Saío de∫pachada com a re∫oluçaõ ∫eguinte:
« Como parece á Meza : e além das penas accreſcento a de morte aos tranſgreſſores : e para com mais vontade o ſuplicante ſe aplicar ao novo inſtrumento , obrando os efeitos que relata , lhe faço mercê da primeira Dignidade , que vagar em as minhas Colegiadas de Barcelos , ou Santarem , e de Lente de Prima de Matematica da minha Univerſidade de Coimbra com ſeiscentos mil réis de renda , que crio de novo , em vida do ſuplicante ſómente.
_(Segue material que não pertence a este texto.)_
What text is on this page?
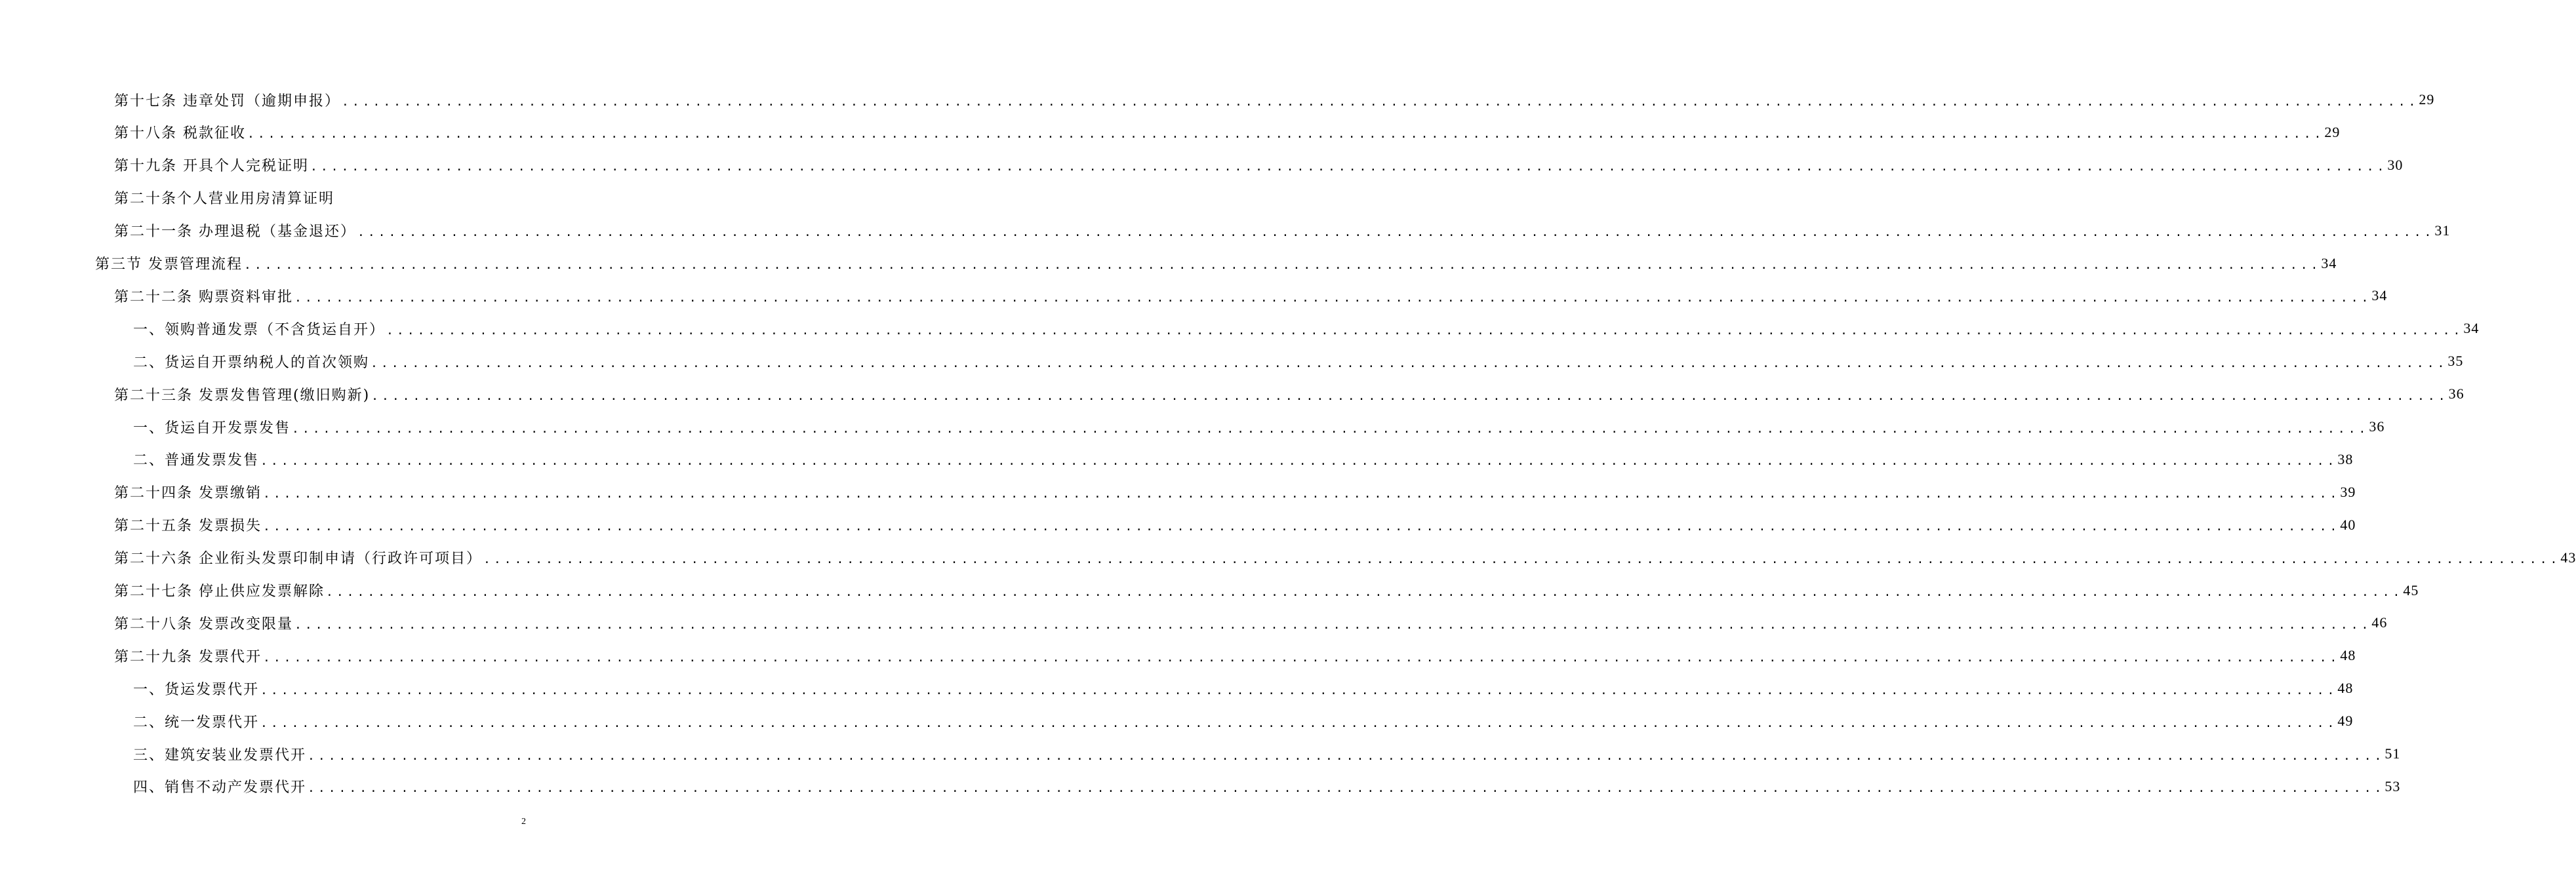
第十七条 违章处罚（逾期申报） ........................................................................................................................................................................................................ 29
第十八条 税款征收 ........................................................................................................................................................................................................ 29
第十九条 开具个人完税证明 ........................................................................................................................................................................................................ 30
第二十条个人营业用房清算证明
第二十一条 办理退税（基金退还） ........................................................................................................................................................................................................ 31
第三节 发票管理流程 ........................................................................................................................................................................................................ 34
第二十二条 购票资料审批 ........................................................................................................................................................................................................ 34
一、领购普通发票（不含货运自开） ........................................................................................................................................................................................................ 34
二、货运自开票纳税人的首次领购 ........................................................................................................................................................................................................ 35
第二十三条 发票发售管理(缴旧购新) ........................................................................................................................................................................................................ 36
一、货运自开发票发售 ........................................................................................................................................................................................................ 36
二、普通发票发售 ........................................................................................................................................................................................................ 38
第二十四条 发票缴销 ........................................................................................................................................................................................................ 39
第二十五条 发票损失 ........................................................................................................................................................................................................ 40
第二十六条 企业衔头发票印制申请（行政许可项目） ........................................................................................................................................................................................................ 43
第二十七条 停止供应发票解除 ........................................................................................................................................................................................................ 45
第二十八条 发票改变限量 ........................................................................................................................................................................................................ 46
第二十九条 发票代开 ........................................................................................................................................................................................................ 48
一、货运发票代开 ........................................................................................................................................................................................................ 48
二、统一发票代开 ........................................................................................................................................................................................................ 49
三、建筑安装业发票代开 ........................................................................................................................................................................................................ 51
四、销售不动产发票代开 ........................................................................................................................................................................................................ 53
2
Lisboa 17 de Abril de 1709. «
Com a Rubrica de S. Mage∫tade.
Com eſtas copias ſe acha um deſenho da meſma maquina , o qual , por uma explicaçaõ a êle anexa , moſtra qual devia ſer a ſua conſtrucção : éla ſegundo all s՚explica , ſeria da figura d՚um barco , ou antes d՚uma grande concha : ſeria forrado de chapas de ferro , e por dentro d՚eſteiras de tabua , para ſerem atraidas , umas por pedras de cevar ; e outras por alambres , colocados na parte ſuperior da maquina : eſta , ſendo elevada pela dita atracção , ou forças magnética e eléctrica , ſeria , mediante uma véla , impelida pelo vento ; e na falta deſte , pelo que ſe lhe ſubminiſtraſſe com foles , alí igualmente colocados para eſte efeito : dirigindo-ſe o rumo com um leme poſto na popa , e com umas pás , ou azas em ambos os lados. Naõ he porém neceſſario ter muito conhecimento de Fiſica ou de Mecanica , para ver , que por eſtes principios he abſolutamente impoſſivel o elevar-ſe una maquina volumoza e pezada : nem paréce meſmo crivel que uma peſſoa , que aliàs deo outras provas d՚intelegencia e d՚engenho , pudeſſe jȧ mais conceber a idéa e fazer voar uma maquina de ſimilante conſtrucçaõ. Como por outra parte ha uma conſtante tradição , apoiada com a autoridade de varias peſſoas ſenſatas e de provecta idade , que aſſeveraõ ter ſempre ouvido , que a maquina , de que falamos , chegára a elevar-ſe , e a voar , ao menos por um pequeno eſpaço , devemos crer , que éla foſſe d՚outro modo conſtruida : e que o deſenho , que agora vemos , naõ repreſenta o artificio , que entao ſe praticou.